- The Crystal Rain Forest box art
- Developer: Sherston Software
- Publisher: Sherston Software
- Designer: Simon Hosler
- Programmer: Simon Hosler
- Artist: Suzanne Hosler
- Writer: Simon Hosler
- Series: Mission Control
- Platforms: Acorn Archimedes Windows 98 Windows 2000 Mac OS
- Release: Acorn Archimedes: 1992 Microsoft Windows: November 1999
- Genre: Educational puzzle game
- Mode: Single-player

= The Crystal Rainforest =

1992 video game

The Crystal Rainforest is an educational puzzle video game developed and published by Sherston Software for use in primary schools. Originally released in 1992 for the Acorn Archimedes computer platform, the game later saw releases for Microsoft Windows and Mac OS in 1999.

== Development ==
The Crystal Rainforest was part of the Mission Control series developed by Sherston Software, a software company based in the United Kingdom.

In the early 1990s, it was initially released for the Acorn Archimedes computer platform in 1992. In 1999, a later version of The Crystal Rainforest was released for Microsoft Windows and Mac OS. This update introduced new graphics.
== Gameplay ==
Players have the opportunity to create short Logo programs to overcome obstacles and progress in the game.

The game is designed for single-player mode, at an individual pace. It is available in Acorn Archimedes, Windows 98, Windows 2000, and Mac OS.

== Plot ==
The Crystal Rainforest is set in the world of the planet Oglo, where the kingdom of Azon faces a grave threat. The once-thriving rainforest, home to magical crystals, is now endangered due to the destructive activities of the "Cut and Run Gang". These antagonists relentlessly cut down the forest.
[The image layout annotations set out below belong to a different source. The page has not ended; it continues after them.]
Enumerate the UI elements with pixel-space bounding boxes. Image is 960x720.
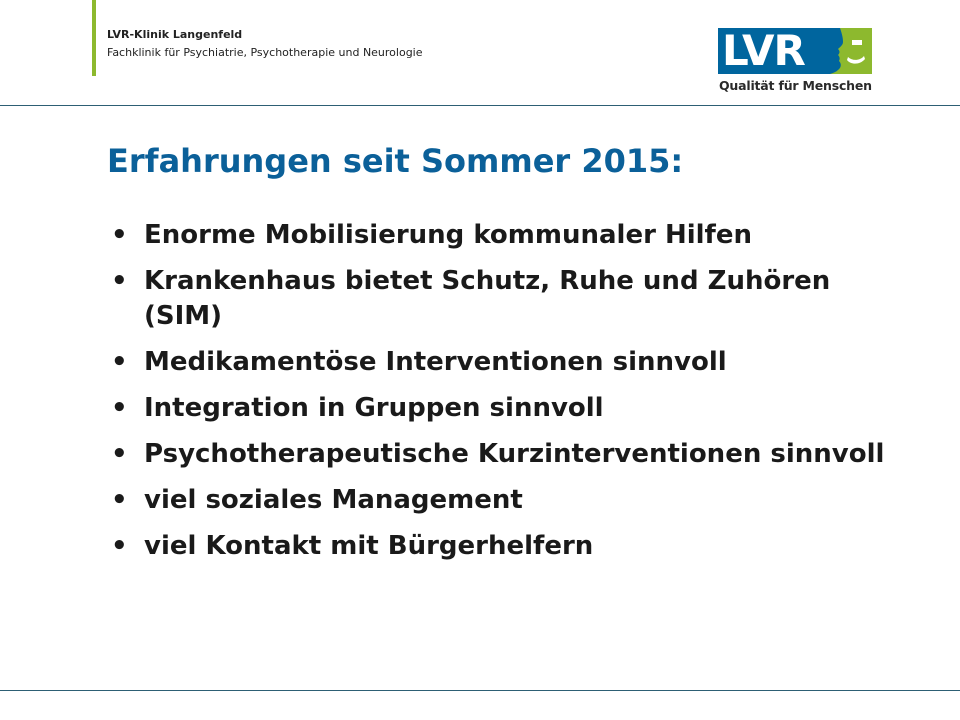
list-item-text: Psychotherapeutische Kurzinterventionen sinnvoll	[144, 439, 885, 469]
list-item	[107, 391, 907, 426]
list-item-text: viel soziales Management	[144, 485, 523, 515]
bullet-icon: •	[111, 347, 128, 377]
list-item	[107, 483, 907, 518]
organization-name: LVR-Klinik Langenfeld	[107, 28, 243, 41]
top-divider	[0, 105, 960, 106]
list-item-text: Integration in Gruppen sinnvoll	[144, 393, 604, 423]
bullet-icon: •	[111, 393, 128, 423]
list-item-text: Enorme Mobilisierung kommunaler Hilfen	[144, 220, 753, 250]
logo-wordmark: LVR	[722, 26, 805, 75]
organization-subtitle: Fachklinik für Psychiatrie, Psychotherapie und Neurologie	[107, 46, 423, 59]
list-item	[107, 345, 907, 380]
list-item	[107, 437, 907, 472]
logo-face-icon	[830, 28, 872, 74]
bullet-icon: •	[111, 485, 128, 515]
list-item-text: Medikamentöse Interventionen sinnvoll	[144, 347, 727, 377]
bottom-divider	[0, 690, 960, 691]
slide-title: Erfahrungen seit Sommer 2015:	[107, 142, 684, 180]
list-item-text: viel Kontakt mit Bürgerhelfern	[144, 531, 594, 561]
logo-tagline: Qualität für Menschen	[719, 78, 872, 93]
bullet-icon: •	[111, 531, 128, 561]
lvr-logo	[718, 28, 874, 94]
organization-block	[107, 26, 437, 62]
header-accent-bar	[92, 0, 96, 76]
list-item	[107, 218, 907, 253]
bullet-icon: •	[111, 220, 128, 250]
bullet-icon: •	[111, 439, 128, 469]
list-item	[107, 264, 907, 334]
bullet-list	[107, 218, 907, 575]
logo-box	[718, 28, 872, 74]
bullet-icon: •	[111, 266, 128, 296]
list-item	[107, 529, 907, 564]
list-item-text: Krankenhaus bietet Schutz, Ruhe und Zuhören (SIM)	[144, 266, 831, 331]
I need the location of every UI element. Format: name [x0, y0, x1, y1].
The game begins as the king of Azon is shot with a poison dart while trying to protect the rainforest from the Cut and Run Gang. Two protagonists then step on an adventurous quest to retrieve the magical rainforest crystals and save the king from the poison's deadly effects. Simultaneously, their mission is to preserve the rainforest. As the story progresses, the protagonists face numerous puzzles.

== Reception ==
The Crystal Rainforest was lauded for its incorporation of various interactive puzzles and programming elements, which were seen as promoting hands-on learning and encouraging students to think creatively.

Some critics questioned whether the game provided enough "structured learning opportunities" for children with specific educational needs, such as dyslexic students. Some critics suggest that it may be more of a point-and-click adventure with puzzles than a "structured teaching medium".

The game sold over 20,000 copies in the UK.